Mowing a big lawn looks exciting, if you’re 12 years old, for the first 10 minutes. Thus the advent of creature comforts: less noise, vibration, and harshness (NVH), faster mowing speeds, beverage holders, and radios (now that lawn mowers aren’t so noisy). Craftsman is one-upping the competition with an iPod jack on some models. The Briggs & Stratton engine outputs 30 horsepower, good for 8 miles per hour, 3 mph in reverse. For efficiency, there’s electronic fuel management in place of a carburetor, “full digital instrumentation,” power steering, and a 12-volt adapter. CTX isn’t just a tractor/mower, Craftsman explains: It’s the “Craftsman Tractor Experience.”
The North American International Auto Show (NAIAS) has been suffering in recent years from the weak economy, the rapid growth of the Los Angeles Auto Show, and the defection of international auto makers. Porsche and Nissan left (they’re back) and this year Jaguar defected from Detroit in favor of the New Delhi AutoExpo. But India doesn’t have a made-in-America, big-engine riding mower that’s red, white and blue (even if the model shown is black and silver). It’s built for Craftsman and Sears (“where America used to shop”) by Briggs & Stratton in New York and Georgia.

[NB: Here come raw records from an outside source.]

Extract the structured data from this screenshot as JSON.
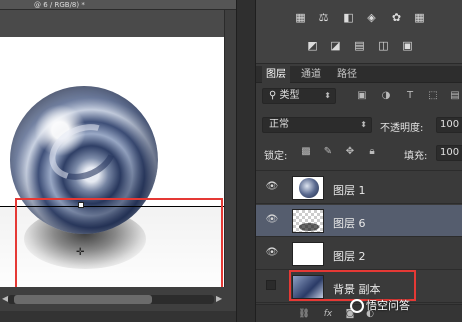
{
  "document": {
    "tab_title": "@ 6 / RGB/8) *"
  },
  "layers_panel": {
    "tabs": [
      "图层",
      "通道",
      "路径"
    ],
    "filter_kind": "类型",
    "blend_mode": "正常",
    "opacity_label": "不透明度:",
    "opacity_value": "100",
    "lock_label": "锁定:",
    "fill_label": "填充:",
    "fill_value": "100",
    "layers": [
      {
        "name": "图层 1",
        "visible": true,
        "selected": false,
        "thumbnail": "globe"
      },
      {
        "name": "图层 6",
        "visible": true,
        "selected": true,
        "thumbnail": "shadow"
      },
      {
        "name": "图层 2",
        "visible": true,
        "selected": false,
        "thumbnail": "white"
      },
      {
        "name": "背景 副本",
        "visible": false,
        "selected": false,
        "thumbnail": "background"
      }
    ]
  },
  "watermark": {
    "text": "悟空问答"
  },
  "colors": {
    "selection_outline": "#e53935",
    "selected_layer_bg": "#555d6e",
    "panel_bg": "#3a3a3a"
  },
  "icons": {
    "adjustments_row1": [
      "brightness-icon",
      "levels-icon",
      "curves-icon",
      "exposure-icon",
      "vibrance-icon",
      "hue-saturation-icon"
    ],
    "adjustments_row2": [
      "color-balance-icon",
      "black-white-icon",
      "photo-filter-icon",
      "channel-mixer-icon",
      "color-lookup-icon"
    ],
    "filter_icons": [
      "pixel-filter-icon",
      "adjustment-filter-icon",
      "type-filter-icon",
      "shape-filter-icon",
      "smart-object-filter-icon"
    ],
    "lock_icons": [
      "lock-transparent-icon",
      "lock-pixels-icon",
      "lock-position-icon",
      "lock-all-icon"
    ],
    "footer_icons": [
      "link-icon",
      "fx-icon",
      "mask-icon",
      "adjustment-layer-icon",
      "group-icon",
      "new-layer-icon",
      "trash-icon"
    ]
  }
}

Not everyone is happy with lawn mowers at an auto show, including Bob Lutz, the ever-quotable former exec at BMW, Chrysler and GM. “It’s an automobile show, stupid, not motorcycles or garden implements,” Lutz fumed to Reuters. “What’s next? Plumbing and bathroom fixtures? A Toto-toilet stand? An Art Van furniture stand?” An auto show spokesman was quick to note Craftsman will be in the concourse outside the main exhibit hall.